03.10.2013
Neye niyet neye kısmet!..
Birileri "Türkiye'de demokrasi var mı" diye gündem oluşturmaya çalışırken, bir anda "Amerika'da demokrasi var mı" tartışması düşüverdi önümüze.
"The New York Times" yazarı Thomas Friedman'a göre Amerika'da demokrasi olsa bile, bu demokrasi tehlikedeymiş.
Çünkü Latin kökenli Amerikalıların sayıları ve nüfus içindeki payları giderek artarken, bunların Kongre'de temsil edilme oranları düşüyormuş.
2012 nüfus rakamları ertesinde yeniden belirlenen seçim bölgelerinden "Beyaz Amerikalılar"ın yani Cumhuriyetçilerin ağırlıkta olanlarının sayısı 175'ten 183'e çıkmış. Buna karşı Demokratların ağırlıkta oldukları bölgelerin sayısı 144'ten 136'ya düşmüş.
Böylece Temsilciler Meclisi seçimlerine Cumhuriyetçiler önde girmişler.

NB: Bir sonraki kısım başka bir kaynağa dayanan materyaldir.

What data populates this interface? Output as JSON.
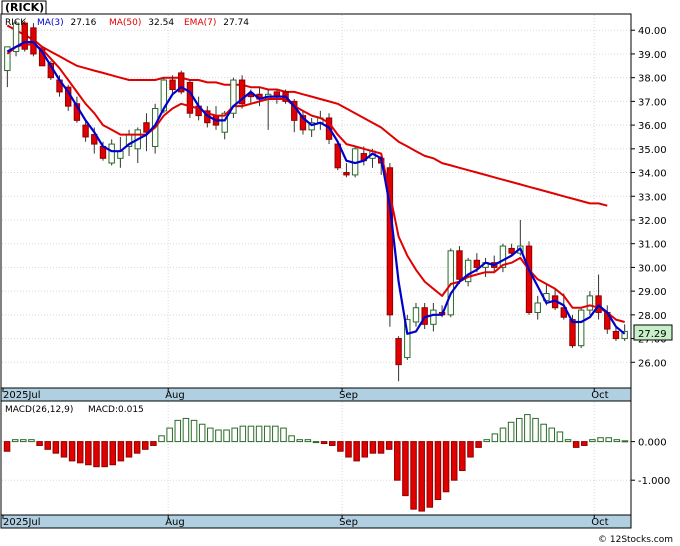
{
  "title_box": "(RICK)",
  "footer": "© 12Stocks.com",
  "chart_data": [
    {
      "type": "candlestick",
      "ticker": "RICK",
      "legend": {
        "ticker": "RICK",
        "items": [
          {
            "label": "MA(3)",
            "value": "27.16",
            "color": "#0000cc"
          },
          {
            "label": "MA(50)",
            "value": "32.54",
            "color": "#e00000"
          },
          {
            "label": "EMA(7)",
            "value": "27.74",
            "color": "#e00000"
          }
        ]
      },
      "ylim": [
        25.0,
        40.6
      ],
      "yticks": [
        "26.00",
        "27.00",
        "28.00",
        "29.00",
        "30.00",
        "31.00",
        "32.00",
        "33.00",
        "34.00",
        "35.00",
        "36.00",
        "37.00",
        "38.00",
        "39.00",
        "40.00"
      ],
      "last_price": "27.29",
      "x_labels": [
        {
          "label": "2025Jul",
          "index": 0
        },
        {
          "label": "Aug",
          "index": 19
        },
        {
          "label": "Sep",
          "index": 39
        },
        {
          "label": "Oct",
          "index": 68
        }
      ],
      "candles": [
        [
          38.3,
          39.3,
          37.6,
          39.3
        ],
        [
          39.1,
          40.4,
          38.9,
          40.3
        ],
        [
          40.3,
          40.4,
          39.1,
          39.2
        ],
        [
          40.1,
          40.3,
          38.9,
          39.0
        ],
        [
          39.2,
          39.3,
          38.5,
          38.5
        ],
        [
          38.6,
          38.7,
          37.9,
          38.0
        ],
        [
          37.9,
          38.1,
          37.2,
          37.4
        ],
        [
          37.6,
          37.7,
          36.6,
          36.8
        ],
        [
          36.9,
          37.2,
          36.1,
          36.2
        ],
        [
          36.0,
          36.2,
          35.3,
          35.5
        ],
        [
          35.6,
          35.9,
          34.8,
          35.2
        ],
        [
          35.1,
          35.3,
          34.5,
          34.6
        ],
        [
          34.4,
          35.4,
          34.3,
          35.2
        ],
        [
          34.6,
          35.5,
          34.2,
          34.9
        ],
        [
          35.1,
          35.8,
          34.7,
          35.6
        ],
        [
          35.0,
          35.9,
          34.4,
          35.8
        ],
        [
          36.1,
          36.5,
          34.9,
          35.7
        ],
        [
          35.1,
          36.9,
          34.8,
          36.7
        ],
        [
          36.6,
          38.0,
          36.5,
          37.9
        ],
        [
          37.9,
          38.1,
          37.3,
          37.5
        ],
        [
          38.2,
          38.3,
          37.3,
          37.4
        ],
        [
          37.8,
          37.9,
          36.3,
          36.5
        ],
        [
          36.8,
          37.2,
          36.2,
          36.4
        ],
        [
          36.6,
          36.8,
          35.9,
          36.1
        ],
        [
          36.4,
          36.8,
          35.8,
          36.0
        ],
        [
          35.7,
          36.6,
          35.4,
          36.5
        ],
        [
          36.5,
          38.0,
          36.3,
          37.9
        ],
        [
          37.9,
          38.1,
          36.7,
          36.9
        ],
        [
          37.3,
          37.5,
          36.9,
          37.2
        ],
        [
          37.3,
          37.6,
          36.8,
          37.1
        ],
        [
          37.1,
          37.5,
          35.8,
          37.3
        ],
        [
          37.4,
          37.5,
          36.9,
          37.2
        ],
        [
          37.4,
          37.5,
          36.9,
          37.0
        ],
        [
          37.0,
          37.1,
          35.7,
          36.2
        ],
        [
          36.4,
          36.6,
          35.6,
          35.8
        ],
        [
          35.8,
          36.3,
          35.5,
          36.1
        ],
        [
          36.1,
          36.6,
          35.8,
          36.3
        ],
        [
          36.3,
          36.5,
          35.2,
          35.4
        ],
        [
          35.2,
          35.3,
          34.1,
          34.2
        ],
        [
          34.0,
          34.4,
          33.8,
          33.9
        ],
        [
          33.9,
          35.1,
          33.8,
          35.0
        ],
        [
          34.8,
          35.1,
          34.3,
          34.5
        ],
        [
          34.6,
          35.0,
          34.2,
          34.9
        ],
        [
          34.6,
          34.7,
          33.9,
          34.4
        ],
        [
          34.2,
          34.4,
          27.5,
          28.0
        ],
        [
          27.0,
          27.1,
          25.2,
          25.9
        ],
        [
          26.2,
          28.0,
          26.1,
          27.8
        ],
        [
          27.7,
          28.5,
          27.5,
          28.3
        ],
        [
          28.3,
          28.5,
          27.4,
          27.6
        ],
        [
          27.6,
          28.5,
          27.3,
          28.2
        ],
        [
          28.1,
          28.4,
          27.9,
          28.0
        ],
        [
          28.0,
          30.8,
          27.9,
          30.7
        ],
        [
          30.7,
          30.9,
          29.3,
          29.5
        ],
        [
          29.4,
          30.4,
          29.2,
          30.3
        ],
        [
          30.3,
          30.6,
          29.8,
          30.0
        ],
        [
          30.0,
          30.4,
          29.6,
          30.2
        ],
        [
          30.2,
          30.5,
          29.8,
          30.0
        ],
        [
          30.0,
          31.0,
          29.8,
          30.9
        ],
        [
          30.8,
          31.0,
          30.5,
          30.6
        ],
        [
          30.6,
          32.0,
          30.5,
          30.9
        ],
        [
          30.9,
          31.1,
          28.0,
          28.1
        ],
        [
          28.1,
          28.8,
          27.8,
          28.5
        ],
        [
          28.6,
          29.3,
          28.4,
          28.9
        ],
        [
          28.8,
          29.1,
          28.2,
          28.3
        ],
        [
          28.3,
          28.9,
          27.8,
          27.9
        ],
        [
          27.8,
          28.0,
          26.6,
          26.7
        ],
        [
          26.7,
          28.3,
          26.6,
          28.2
        ],
        [
          28.2,
          29.0,
          28.0,
          28.8
        ],
        [
          28.8,
          29.7,
          27.8,
          28.1
        ],
        [
          28.1,
          28.4,
          27.2,
          27.4
        ],
        [
          27.3,
          27.5,
          26.9,
          27.0
        ],
        [
          27.0,
          27.6,
          26.9,
          27.3
        ]
      ],
      "ma3": [
        39.1,
        39.3,
        39.5,
        39.5,
        39.1,
        38.5,
        37.9,
        37.4,
        36.8,
        36.2,
        35.7,
        35.1,
        34.9,
        34.9,
        35.2,
        35.4,
        35.6,
        36.0,
        36.7,
        37.3,
        37.6,
        37.4,
        36.8,
        36.4,
        36.2,
        36.2,
        36.8,
        37.1,
        37.4,
        37.1,
        37.2,
        37.2,
        37.2,
        36.8,
        36.3,
        36.0,
        36.1,
        35.9,
        35.3,
        34.5,
        34.4,
        34.5,
        34.8,
        34.6,
        32.6,
        29.4,
        27.2,
        27.3,
        27.9,
        28.0,
        28.0,
        28.9,
        29.4,
        29.7,
        29.9,
        30.2,
        30.1,
        30.3,
        30.5,
        30.8,
        29.9,
        29.2,
        28.5,
        28.6,
        28.4,
        27.7,
        27.7,
        27.9,
        28.4,
        28.1,
        27.5,
        27.2
      ],
      "ema7": [
        39.0,
        39.3,
        39.4,
        39.4,
        39.2,
        38.8,
        38.4,
        37.9,
        37.4,
        36.9,
        36.5,
        36.0,
        35.8,
        35.6,
        35.6,
        35.6,
        35.6,
        35.9,
        36.4,
        36.7,
        36.9,
        36.8,
        36.7,
        36.5,
        36.4,
        36.4,
        36.8,
        36.8,
        36.9,
        37.0,
        37.1,
        37.1,
        37.1,
        36.8,
        36.6,
        36.4,
        36.3,
        36.1,
        35.6,
        35.2,
        35.1,
        35.0,
        34.9,
        34.8,
        33.1,
        31.3,
        30.5,
        29.9,
        29.4,
        29.1,
        28.8,
        29.3,
        29.4,
        29.6,
        29.7,
        29.8,
        29.8,
        30.1,
        30.2,
        30.4,
        29.9,
        29.5,
        29.3,
        29.1,
        28.8,
        28.3,
        28.3,
        28.4,
        28.3,
        28.1,
        27.8,
        27.7
      ],
      "ma50": [
        40.2,
        40.0,
        39.8,
        39.6,
        39.3,
        39.1,
        38.9,
        38.7,
        38.5,
        38.4,
        38.3,
        38.2,
        38.1,
        38.0,
        37.9,
        37.9,
        37.9,
        37.9,
        38.0,
        38.0,
        38.0,
        37.9,
        37.9,
        37.8,
        37.8,
        37.7,
        37.7,
        37.7,
        37.6,
        37.6,
        37.5,
        37.5,
        37.4,
        37.4,
        37.3,
        37.2,
        37.1,
        37.0,
        36.9,
        36.7,
        36.5,
        36.3,
        36.1,
        35.9,
        35.6,
        35.3,
        35.1,
        34.9,
        34.7,
        34.6,
        34.4,
        34.3,
        34.2,
        34.1,
        34.0,
        33.9,
        33.8,
        33.7,
        33.6,
        33.5,
        33.4,
        33.3,
        33.2,
        33.1,
        33.0,
        32.9,
        32.8,
        32.7,
        32.7,
        32.6
      ]
    },
    {
      "type": "bar",
      "legend": [
        {
          "label": "MACD(26,12,9)",
          "color": "#000000"
        },
        {
          "label": "MACD:0.015",
          "color": "#0000cc"
        }
      ],
      "ylim": [
        -1.85,
        1.0
      ],
      "yticks": [
        "0.000",
        "-1.000"
      ],
      "x_labels": [
        {
          "label": "2025Jul",
          "index": 0
        },
        {
          "label": "Aug",
          "index": 19
        },
        {
          "label": "Sep",
          "index": 39
        },
        {
          "label": "Oct",
          "index": 68
        }
      ],
      "values": [
        -0.25,
        0.05,
        0.05,
        0.05,
        -0.1,
        -0.2,
        -0.3,
        -0.4,
        -0.5,
        -0.55,
        -0.6,
        -0.65,
        -0.65,
        -0.6,
        -0.5,
        -0.4,
        -0.3,
        -0.2,
        -0.1,
        0.15,
        0.35,
        0.55,
        0.6,
        0.55,
        0.45,
        0.35,
        0.3,
        0.3,
        0.35,
        0.4,
        0.4,
        0.4,
        0.4,
        0.4,
        0.35,
        0.15,
        0.05,
        0.05,
        0.0,
        -0.05,
        -0.1,
        -0.25,
        -0.4,
        -0.5,
        -0.4,
        -0.3,
        -0.3,
        -0.2,
        -1.0,
        -1.4,
        -1.75,
        -1.8,
        -1.7,
        -1.5,
        -1.3,
        -1.0,
        -0.75,
        -0.4,
        -0.15,
        0.05,
        0.2,
        0.35,
        0.5,
        0.6,
        0.7,
        0.6,
        0.45,
        0.35,
        0.25,
        0.05,
        -0.15,
        -0.1,
        0.05,
        0.1,
        0.1,
        0.05,
        0.02
      ]
    }
  ]
}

Sonuç ortada... Beyaz Amerikalılar adına siyaset yaptıklarını söyleyen Cumhuriyetçiler, Başkan Obama'yı ve Federal Devlet'i, Temsilciler Meclisi'ndeki çoğunluklarını kullanarak rehin aldılar.
Netanyahu'nun mutluluğu
Tamamı için http://www.sabah.com.tr/Yazarlar/barlas/2013/10/03/cumhuriyetciler-abdde-de-olcuyu-kacirdi
Yorum:
Yeni Denge
Sermaye resmen Obama’ya “İster ABD’nin başkanı ol, ister dünyanın süper gücünün başı ol, BİZ ne istersek o olur. Ancak Biz izin verirsek başkanlık yaparsın, rotanı şaşırma.” diyor. Acaba sırada ne var?
Amerika girdiği kriz sürecinde pek de umut vadetmiyor. Bu gerileme devrinde ivmeyle ilerlerken, bir yandan da Türkiye bütün olumsuzluklara direniyor belki de güçleniyor. Dünya yeni bir dengeye gebeyken, merkezdeki Türkiye’nin bundan soyutlanması tabii ki düşünülemez. O da çöküşle paralel bir diriliş gerçekleştirecek. Yeni düzen yakın, oldukça yakın. Bizim inancımız Dünyada adaletin tesisi için gereken güneşin Türkiye’den doğacağıdır. Buna en ehil ülke olan Türkiye Dünya’ya Adil Düzen ile adalet getirecekse, bunu artık kimin, ne şekilde gerçekleştireceğinin sanırım pek bir önemi kalmıyor.